The three of us glance at J.D.’s house.

With a violent grip of J.D.’s arm, his dad yanks him toward the front steps. “You’re not going anywhere, you ungrateful, lazy, sonofa—”

J.D. interrupts him, but I can’t hear what he says.

His dad whips his head around and glares at us. “What are you looking at?”

Just then Dad joins us in the doorway. “What’s going on?”

No one answers.

J.D. sees us watching him, turns and heads for the house.

His dad shoves J.D. face first into the stairs.

“Uh,” a gasp escapes my chest.

“Whoa,” mailman Bob whispers.

J.D.’s father climbs the stairs, stepping on J.D.’s hand. With a cry of pain, J.D. snatches his hand back and clutches it against his stomach.

I want to race over there with ice and ibuprofen and chocolate chip cookies.

“Thanks, Bob.” Dad shuts the door.

I square off at him. “Someone needs to do something.”

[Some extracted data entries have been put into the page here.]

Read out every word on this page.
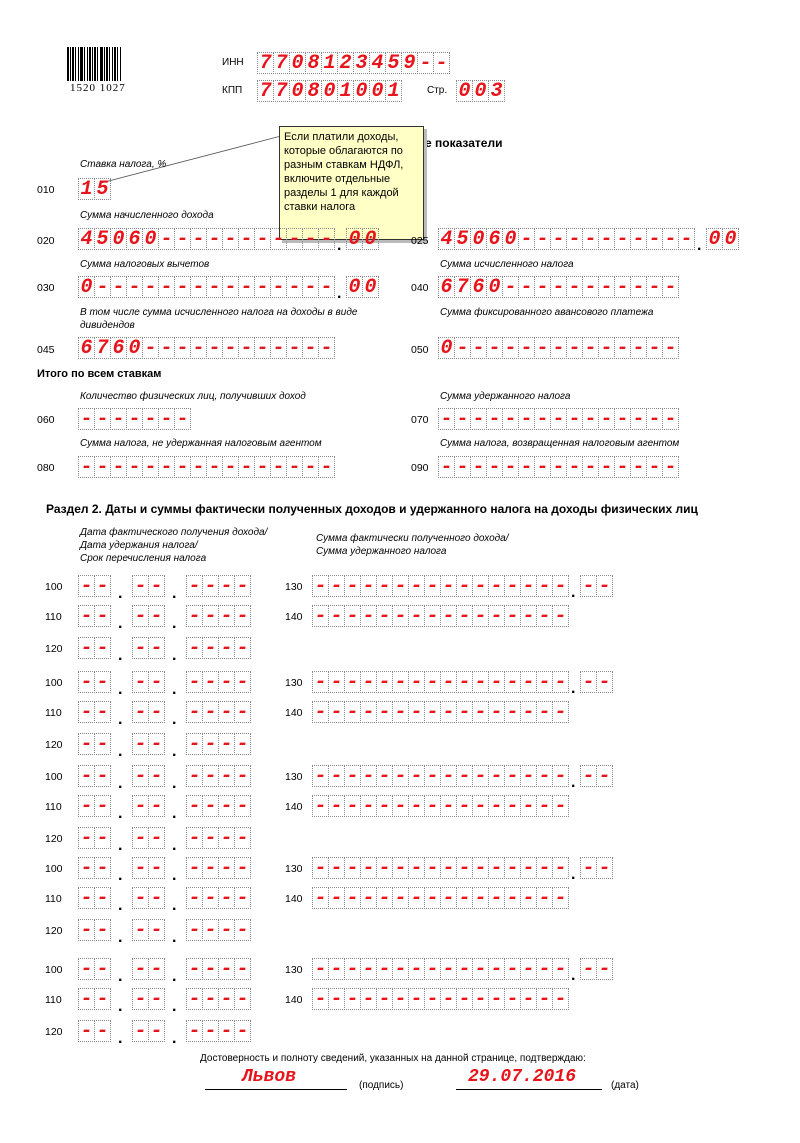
1520 1027
ИНН 7 7 0 8 1 2 3 4 5 9 - -
КПП 7 7 0 8 0 1 0 0 1	Стр. 0 0 3
е показатели
Если платили доходы, которые облагаются по разным ставкам НДФЛ, включите отдельные разделы 1 для каждой ставки налога
Ставка налога, %
010 1 5
Сумма начисленного дохода
020 4 5 0 6 0 - - - - - - - - - - - . 0 0	025 4 5 0 6 0 - - - - - - - - - - - . 0 0
Сумма налоговых вычетов	Сумма исчисленного налога
030 0 - - - - - - - - - - - - - - - . 0 0	040 6 7 6 0 - - - - - - - - - - -
В том числе сумма исчисленного налога на доходы в виде дивидендов
Сумма фиксированного авансового платежа
045 6 7 6 0 - - - - - - - - - - - -	050 0 - - - - - - - - - - - - - -
Итого по всем ставкам
Количество физических лиц, получивших доход	Сумма удержанного налога
060 - - - - - - -	070 - - - - - - - - - - - - - - -
Сумма налога, не удержанная налоговым агентом	Сумма налога, возвращенная налоговым агентом
080 - - - - - - - - - - - - - - - -	090 - - - - - - - - - - - - - - -
Раздел 2. Даты и суммы фактически полученных доходов и удержанного налога на доходы физических лиц
Дата фактического получения дохода/
Дата удержания налога/
Срок перечисления налога
Сумма фактически полученного дохода/
Сумма удержанного налога
100 - - . - - . - - - -	130 - - - - - - - - - - - - - - - - . - -
110 - - . - - . - - - -	140 - - - - - - - - - - - - - - - -
120 - - . - - . - - - -
100 - - . - - . - - - -	130 - - - - - - - - - - - - - - - - . - -
110 - - . - - . - - - -	140 - - - - - - - - - - - - - - - -
120 - - . - - . - - - -
100 - - . - - . - - - -	130 - - - - - - - - - - - - - - - - . - -
110 - - . - - . - - - -	140 - - - - - - - - - - - - - - - -
120 - - . - - . - - - -
100 - - . - - . - - - -	130 - - - - - - - - - - - - - - - - . - -
110 - - . - - . - - - -	140 - - - - - - - - - - - - - - - -
120 - - . - - . - - - -
100 - - . - - . - - - -	130 - - - - - - - - - - - - - - - - . - -
110 - - . - - . - - - -	140 - - - - - - - - - - - - - - - -
120 - - . - - . - - - -
Достоверность и полноту сведений, указанных на данной странице, подтверждаю:
Львов	(подпись)	29.07.2016	(дата)
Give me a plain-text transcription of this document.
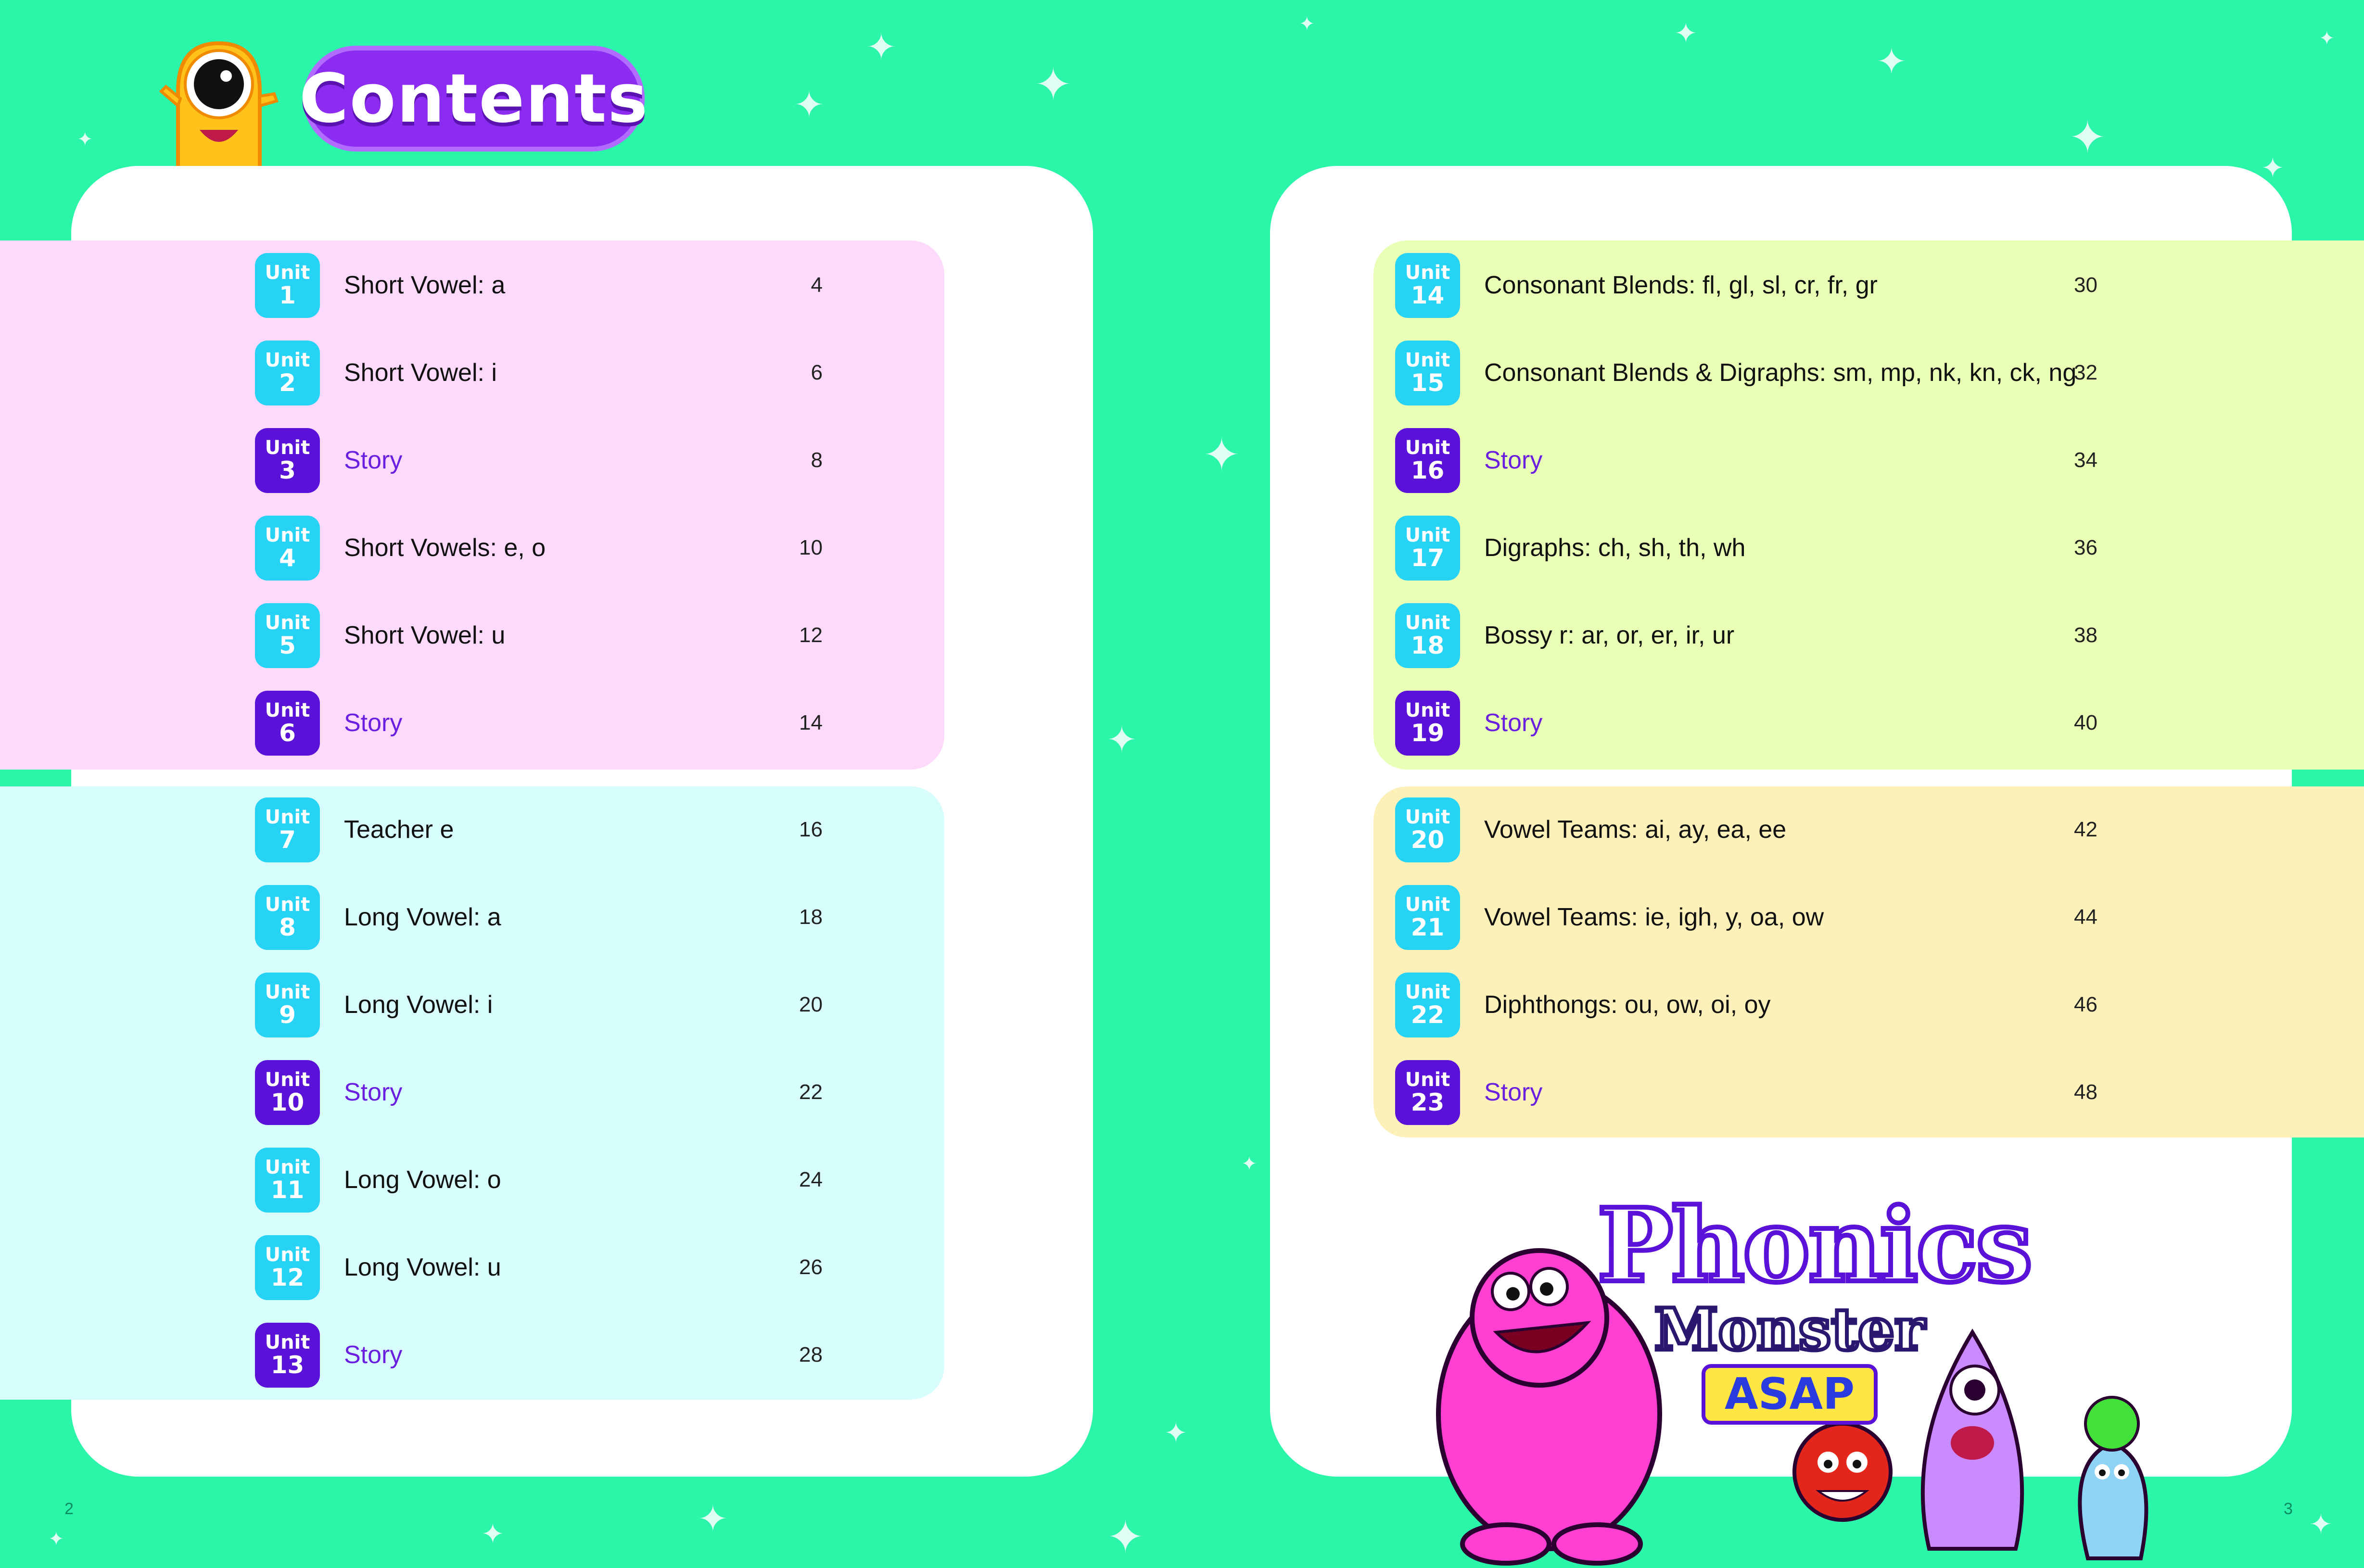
✦
✦
✦
✦	✦
✦
✦
✦
✦
✦
✦	✦	✦	✦	✦
✦
✦
✦
✦
Contents
Unit
1 Short Vowel: a	4
Unit
2 Short Vowel: i	6
Unit
3 Story	8
Unit
4 Short Vowels: e, o	10
Unit
5 Short Vowel: u	12
Unit
6 Story	14
Unit
7 Teacher e	16
Unit
8 Long Vowel: a	18
Unit
9 Long Vowel: i	20
Unit
10 Story	22
Unit
11 Long Vowel: o	24
Unit
12 Long Vowel: u	26
Unit
13 Story	28
Unit
14 Consonant Blends: fl, gl, sl, cr, fr, gr	30
Unit
15 Consonant Blends & Digraphs: sm, mp, nk, kn, ck, ng
32
Unit
16 Story	34
Unit
17 Digraphs: ch, sh, th, wh	36
Unit
18 Bossy r: ar, or, er, ir, ur	38
Unit
19 Story	40
Unit
20 Vowel Teams: ai, ay, ea, ee	42
Unit
21 Vowel Teams: ie, igh, y, oa, ow	44
Unit
22 Diphthongs: ou, ow, oi, oy	46
Unit
23 Story	48
2	3
Phonics
Monster
ASAP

“It’s none of our business,” Dad argues.

“It’s abuse,” I counter.

“He probably deserved it.”

“Adam,” Mom scolds.

How can my own father be so heartless? I guess it’s because his heart was broken when he lost his perfect daughter, thanks to the degenerate across the street.

I brush past them and race upstairs. I can’t look at my parents right now. Their indifference, their callous reaction to what just happened disgusts me.